In the Eurovision episode, Maria and Ann-Marie discuss comedic elements and cinematography in Eurovision Song Contest: The Story of Fire Saga (David Dobkin, 2020). During this conversation, they stumbled on a pertinent question: are Will Ferrell and Rachel McAdams shot differently?


Much like the repeated song, Ja Ja Ding Dong, the filmmakers have preferred shots, and the debaters assumed that this would be a mid-shot. However, during this same discussion, it was clear that both Ann-Marie and Maria felt more aligned and sympathetic to McAdam’s character. This raised more questions, such as: are there more close ups of McAdams and is this driving our alignment and understanding of her character’s perspective?


The contributors sat down to watch the film again, but this time counting the different shots. Parameters were set, for example, they would not count shots when the stars were on-screen together or count shot-reverse-shots. This was due to the stars sharing the screen, and thus our sole attention is not on the star and their performance. Instead, they looked at the moments where an audience’s attention would be on a singular star. Additionally, duration of shots were not counted. For example, if a McAdams shot was 30 seconds in length, but a Ferrell shot was 40 seconds in length. Overall, the contributors felt that McAdams and Ferrell’s screen time was of equal length, and thus the length of shots was not as pertinent as the type of shots. Lastly, as a disclaimer, although every effort has been made to be accurate, some scenes were edited at a quicker pace than others, so some allowance should be made for human error.

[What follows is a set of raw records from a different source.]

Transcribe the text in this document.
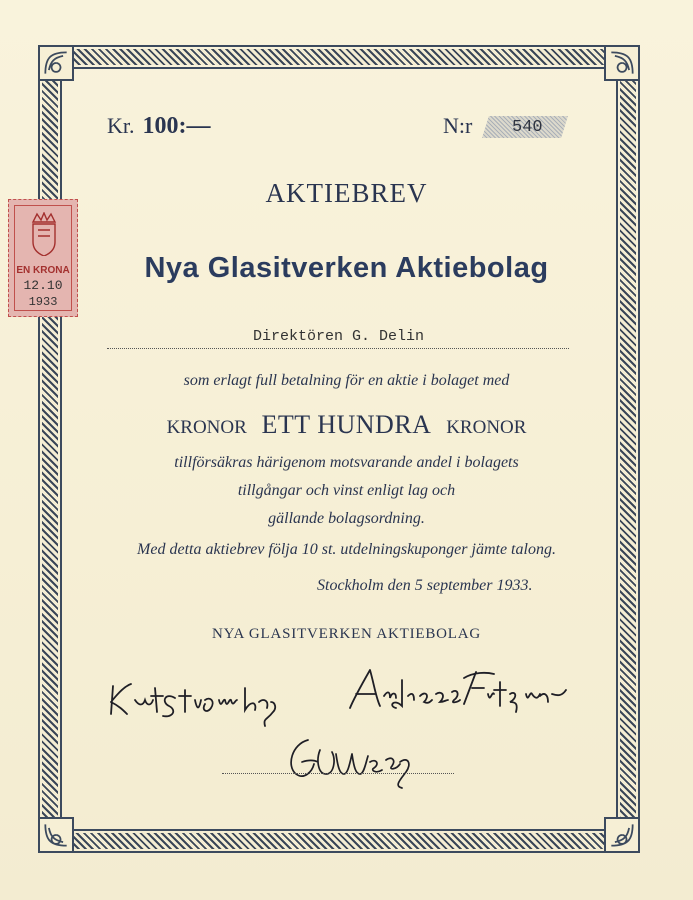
Kr. 100:—	N:r 540
AKTIEBREV
Nya Glasitverken Aktiebolag
Direktören G. Delin
som erlagt full betalning för en aktie i bolaget med
KRONOR ETT HUNDRA KRONOR
tillförsäkras härigenom motsvarande andel i bolagets
tillgångar och vinst enligt lag och
gällande bolagsordning.
Med detta aktiebrev följa 10 st. utdelningskuponger jämte talong.
Stockholm den 5 september 1933.
NYA GLASITVERKEN AKTIEBOLAG
EN KRONA
12.10
1933
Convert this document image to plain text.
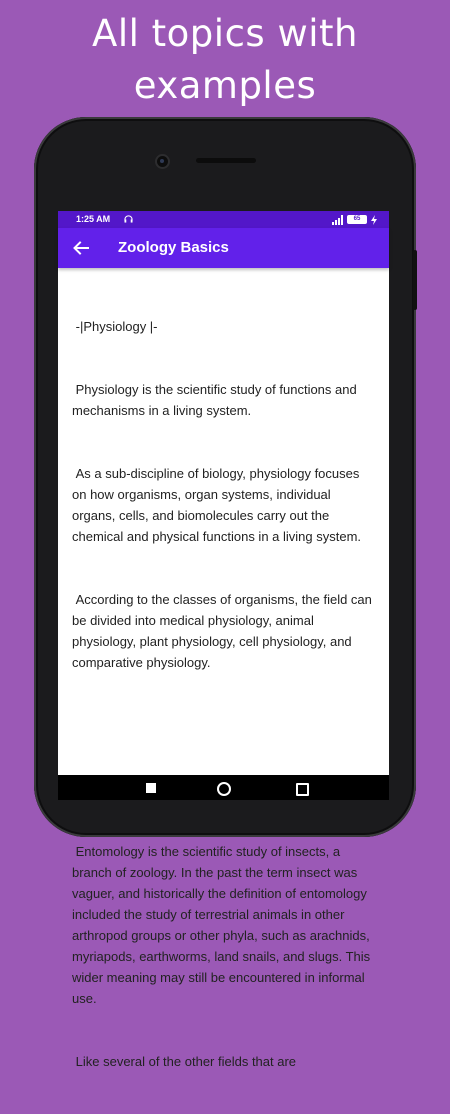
All topics with
examples
1:25 AM	65
Zoology Basics

-|Physiology |-

Physiology is the scientific study of functions and mechanisms in a living system.

As a sub-discipline of biology, physiology focuses on how organisms, organ systems, individual organs, cells, and biomolecules carry out the chemical and physical functions in a living system.

According to the classes of organisms, the field can be divided into medical physiology, animal physiology, plant physiology, cell physiology, and comparative physiology.

Entomology is the scientific study of insects, a branch of zoology. In the past the term insect was vaguer, and historically the definition of entomology included the study of terrestrial animals in other arthropod groups or other phyla, such as arachnids, myriapods, earthworms, land snails, and slugs. This wider meaning may still be encountered in informal use.

Like several of the other fields that are
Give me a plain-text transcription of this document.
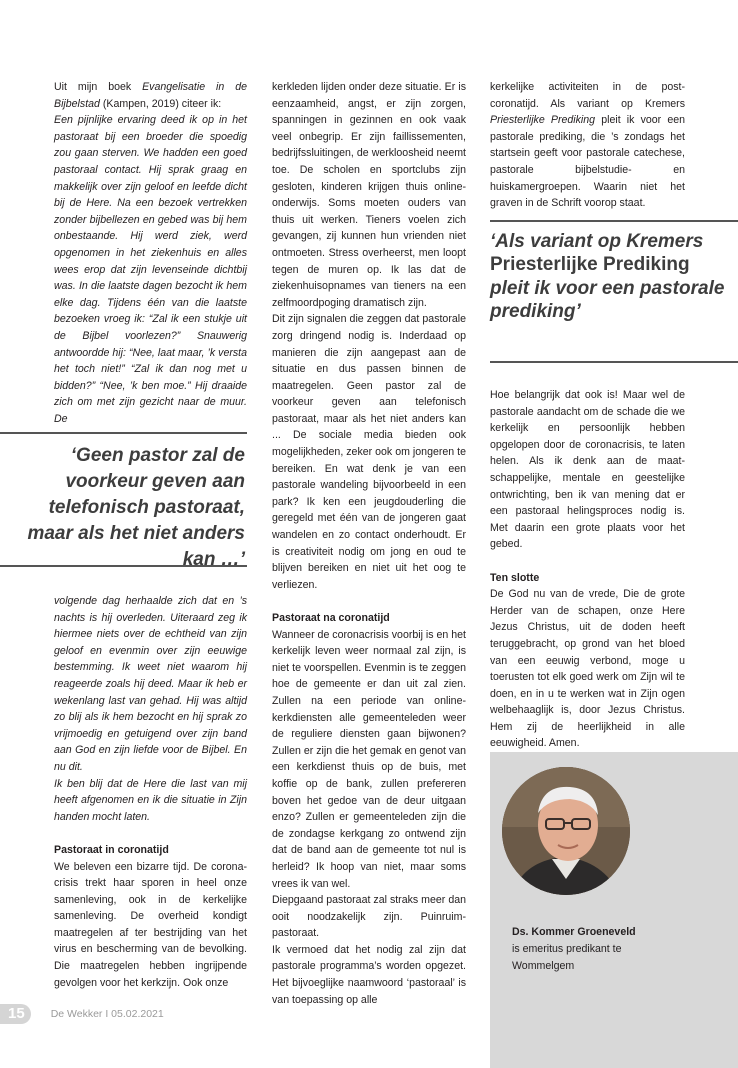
Uit mijn boek Evangelisatie in de Bijbelstad (Kampen, 2019) citeer ik:

Een pijnlijke ervaring deed ik op in het pastoraat bij een broeder die spoedig zou gaan sterven. We hadden een goed pastoraal contact. Hij sprak graag en makkelijk over zijn geloof en leefde dicht bij de Here. Na een bezoek vertrekken zonder bijbellezen en gebed was bij hem onbestaande. Hij werd ziek, werd opgenomen in het ziekenhuis en alles wees erop dat zijn levenseinde dichtbij was. In die laatste dagen bezocht ik hem elke dag. Tijdens één van die laatste bezoeken vroeg ik: “Zal ik een stukje uit de Bijbel voorlezen?” Snauwerig antwoordde hij: “Nee, laat maar, ’k versta het toch niet!” “Zal ik dan nog met u bidden?” “Nee, ’k ben moe.” Hij draaide zich om met zijn gezicht naar de muur. De

‘Geen pastor zal de voorkeur geven aan telefonisch pastoraat, maar als het niet anders kan …’

volgende dag herhaalde zich dat en ’s nachts is hij overleden. Uiteraard zeg ik hiermee niets over de echtheid van zijn geloof en evenmin over zijn eeuwige bestemming. Ik weet niet waarom hij reageerde zoals hij deed. Maar ik heb er wekenlang last van gehad. Hij was altijd zo blij als ik hem bezocht en hij sprak zo vrijmoedig en getuigend over zijn band aan God en zijn liefde voor de Bijbel. En nu dit.

Ik ben blij dat de Here die last van mij heeft afgenomen en ik die situatie in Zijn handen mocht laten.

Pastoraat in coronatijd

We beleven een bizarre tijd. De corona-crisis trekt haar sporen in heel onze samenleving, ook in de kerkelijke samenleving. De overheid kondigt maatregelen af ter bestrijding van het virus en bescherming van de bevolking. Die maatregelen hebben ingrijpende gevolgen voor het kerkzijn. Ook onze

kerkleden lijden onder deze situatie. Er is eenzaamheid, angst, er zijn zorgen, spanningen in gezinnen en ook vaak veel onbegrip. Er zijn faillissementen, bedrijfssluitingen, de werkloosheid neemt toe. De scholen en sportclubs zijn gesloten, kinderen krijgen thuis online-onderwijs. Soms moeten ouders van thuis uit werken. Tieners voelen zich gevangen, zij kunnen hun vrienden niet ontmoeten. Stress overheerst, men loopt tegen de muren op. Ik las dat de ziekenhuisopnames van tieners na een zelfmoordpoging dramatisch zijn.

Dit zijn signalen die zeggen dat pastorale zorg dringend nodig is. Inderdaad op manieren die zijn aangepast aan de situatie en dus passen binnen de maatregelen. Geen pastor zal de voorkeur geven aan telefonisch pastoraat, maar als het niet anders kan ... De sociale media bieden ook mogelijkheden, zeker ook om jongeren te bereiken. En wat denk je van een pastorale wandeling bijvoorbeeld in een park? Ik ken een jeugdouderling die geregeld met één van de jongeren gaat wandelen en zo contact onderhoudt. Er is creativiteit nodig om jong en oud te blijven bereiken en niet uit het oog te verliezen.

Pastoraat na coronatijd

Wanneer de coronacrisis voorbij is en het kerkelijk leven weer normaal zal zijn, is niet te voorspellen. Evenmin is te zeggen hoe de gemeente er dan uit zal zien. Zullen na een periode van online-kerkdiensten alle gemeenteleden weer de reguliere diensten gaan bijwonen? Zullen er zijn die het gemak en genot van een kerkdienst thuis op de buis, met koffie op de bank, zullen prefereren boven het gedoe van de deur uitgaan enzo? Zullen er gemeenteleden zijn die de zondagse kerkgang zo ontwend zijn dat de band aan de gemeente tot nul is herleid? Ik hoop van niet, maar soms vrees ik van wel.

Diepgaand pastoraat zal straks meer dan ooit noodzakelijk zijn. Puinruim-pastoraat.

Ik vermoed dat het nodig zal zijn dat pastorale programma’s worden opgezet. Het bijvoeglijke naamwoord ‘pastoraal’ is van toepassing op alle

kerkelijke activiteiten in de post-coronatijd. Als variant op Kremers Priesterlijke Prediking pleit ik voor een pastorale prediking, die ’s zondags het startsein geeft voor pastorale catechese, pastorale bijbelstudie- en huiskamergroepen. Waarin niet het graven in de Schrift voorop staat.

‘Als variant op Kremers Priesterlijke Prediking pleit ik voor een pastorale prediking’

Hoe belangrijk dat ook is! Maar wel de pastorale aandacht om de schade die we kerkelijk en persoonlijk hebben opgelopen door de coronacrisis, te laten helen. Als ik denk aan de maat-schappelijke, mentale en geestelijke ontwrichting, ben ik van mening dat er een pastoraal helingsproces nodig is. Met daarin een grote plaats voor het gebed.

Ten slotte

De God nu van de vrede, Die de grote Herder van de schapen, onze Here Jezus Christus, uit de doden heeft teruggebracht, op grond van het bloed van een eeuwig verbond, moge u toerusten tot elk goed werk om Zijn wil te doen, en in u te werken wat in Zijn ogen welbehaaglijk is, door Jezus Christus. Hem zij de heerlijkheid in alle eeuwigheid. Amen.

Ds. Kommer Groeneveld
is emeritus predikant te Wommelgem
15	De Wekker I 05.02.2021
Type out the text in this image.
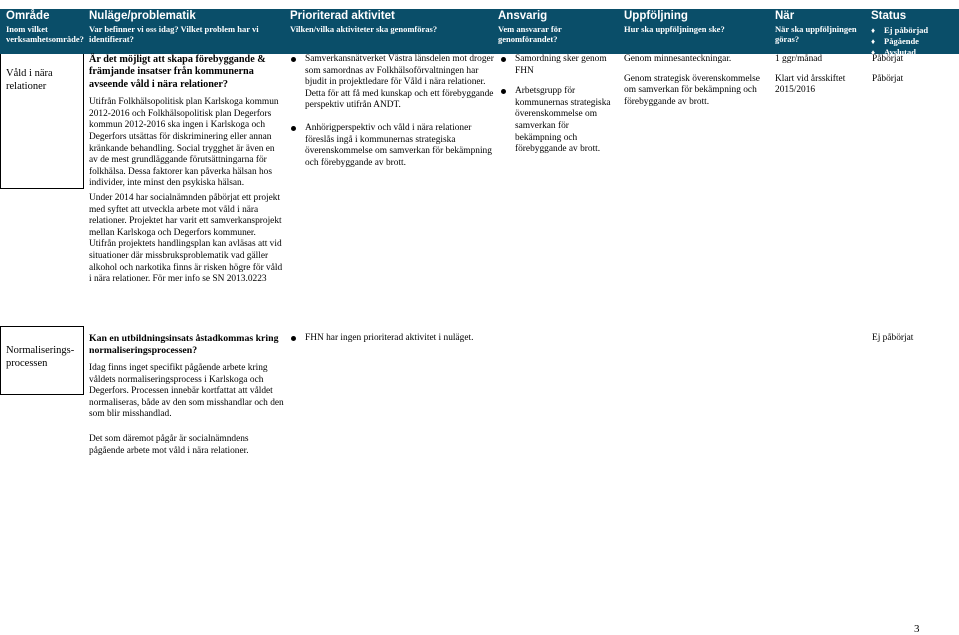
Område
Inom vilket verksamhetsområde?
Nuläge/problematik
Var befinner vi oss idag? Vilket problem har vi identifierat?
Prioriterad aktivitet
Vilken/vilka aktiviteter ska genomföras?
Ansvarig
Vem ansvarar för genomförandet?
Uppföljning
Hur ska uppföljningen ske?
När
När ska uppföljningen göras?
Status
♦ Ej påbörjad
♦ Pågående
♦ Avslutad
Våld i nära relationer
Är det möjligt att skapa förebyggande & främjande insatser från kommunerna avseende våld i nära relationer?
Utifrån Folkhälsopolitisk plan Karlskoga kommun 2012-2016 och Folkhälsopolitisk plan Degerfors kommun 2012-2016 ska ingen i Karlskoga och Degerfors utsättas för diskriminering eller annan kränkande behandling. Social trygghet är även en av de mest grundläggande förutsättningarna för folkhälsa. Dessa faktorer kan påverka hälsan hos individer, inte minst den psykiska hälsan.
Under 2014 har socialnämnden påbörjat ett projekt med syftet att utveckla arbete mot våld i nära relationer. Projektet har varit ett samverkansprojekt mellan Karlskoga och Degerfors kommuner. Utifrån projektets handlingsplan kan avläsas att vid situationer där missbruksproblematik vad gäller alkohol och narkotika finns är risken högre för våld i nära relationer. För mer info se SN 2013.0223
Samverkansnätverket Västra länsdelen mot droger som samordnas av Folkhälsoförvaltningen har bjudit in projektledare för Våld i nära relationer. Detta för att få med kunskap och ett förebyggande perspektiv utifrån ANDT.
Anhörigperspektiv och våld i nära relationer föreslås ingå i kommunernas strategiska överenskommelse om samverkan för bekämpning och förebyggande av brott.
Samordning sker genom FHN
Arbetsgrupp för kommunernas strategiska överenskommelse om samverkan för bekämpning och förebyggande av brott.
Genom minnesanteckningar.
Genom strategisk överenskommelse om samverkan för bekämpning och förebyggande av brott.
1 ggr/månad
Klart vid årsskiftet 2015/2016
Påbörjat
Påbörjat
Normaliserings-processen
Kan en utbildningsinsats åstadkommas kring normaliseringsprocessen?
Idag finns inget specifikt pågående arbete kring våldets normaliseringsprocess i Karlskoga och Degerfors. Processen innebär kortfattat att våldet normaliseras, både av den som misshandlar och den som blir misshandlad.
Det som däremot pågår är socialnämndens pågående arbete mot våld i nära relationer.
FHN har ingen prioriterad aktivitet i nuläget.	Ej påbörjat
3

The findings were as follows:

Rachel McAdams

Close-up 141
Mid-shot 86
Wide-shot 30


Will Ferrell


Close-up 110
Mid-shot 122
Wide-shot 40

Overall, there was not a huge discrepancy between shot choices. However, the slight difference does suggest that the filming of Ferrell differs to that of McAdams.
In Writing the Comedy Movie (2015), Marc Blake asserts that the preferred shot in a comedy movie is the mid-shot, especially if the performance is a ‘comedian comedy’ (51-58). The mid-shot is chosen for comedians because comedy itself is an art form that relies on the physicality and skills of the performer. Therefore, the mid-shot acts as a way to showcase and enhance a comedic performance because it allows bodily movement, but is close enough to also highlight facial expressions. Our findings show that the mid-shot is the preferred method for the filmmakers of Fire Saga, at least when discussing Ferrell.


Whilst there are more mid-shots of Ferrell, there are more close-ups of McAdams. Close-ups are used in all films, most notably in dramas and melodramas during a highly emotive scene. This is because the shot allows for a detailed view of facial expressions to communicate a diverse array of feelings. Close-ups also allow you to feel near to a star, becoming physically closer than you would to most of your friends’ faces. Place that face on a large cinema screen so that it is larger than life or close to you in your front room, and it gives the audience a level of intimacy with the star. This intimacy, this feeling like you know or understand a star/the character, is superficially constructed, but it nevertheless helps an audience member sympathise/empathise with the character. Used often enough, an audience member may align with that character’s desires, in essence, root for them. After viewing the film, both contributors said they connected more to McAdam’s character. This may be in part that her character is far more relatable and three-dimensional, however, the cinematography would also suggest that we would feel more connected to her because of the presence of close-ups in comparison to both Ferrell and the rest of the shot choices for her character.


Another point of consideration is that McAdams is often reactionary to Ferrell. For example, he organises the set without her, she arrives and we see her reaction to it. In this way, she is passive as things are done/said to her and she reacts to them. This is historically common in comedy films, particularly with a male star (think of the films of Jim Carrey, Ben Stiller, Adam Sandler or Will Ferrell). The reactionary shot, therefore, may be better suited to a close up. Contrasting Ferrell’s outlandish behaviour with McAdam’s confusion. Indeed, Ferrell et al. would not be as funny without a reactionary shot to reflect the audience’s reaction. In this case, the close-up is functionary in that it supports the performance of Ferrell.


Overall, the analysis suggests the male and female star are filmed slightly differently. Whether this is to serve Ferrell’s performance, to connect to McAdam’s relatively sensible character, or both, is still up for debate.

Blake, Marc (2015). Writing the Comedy Movie. Bloomsbury: London.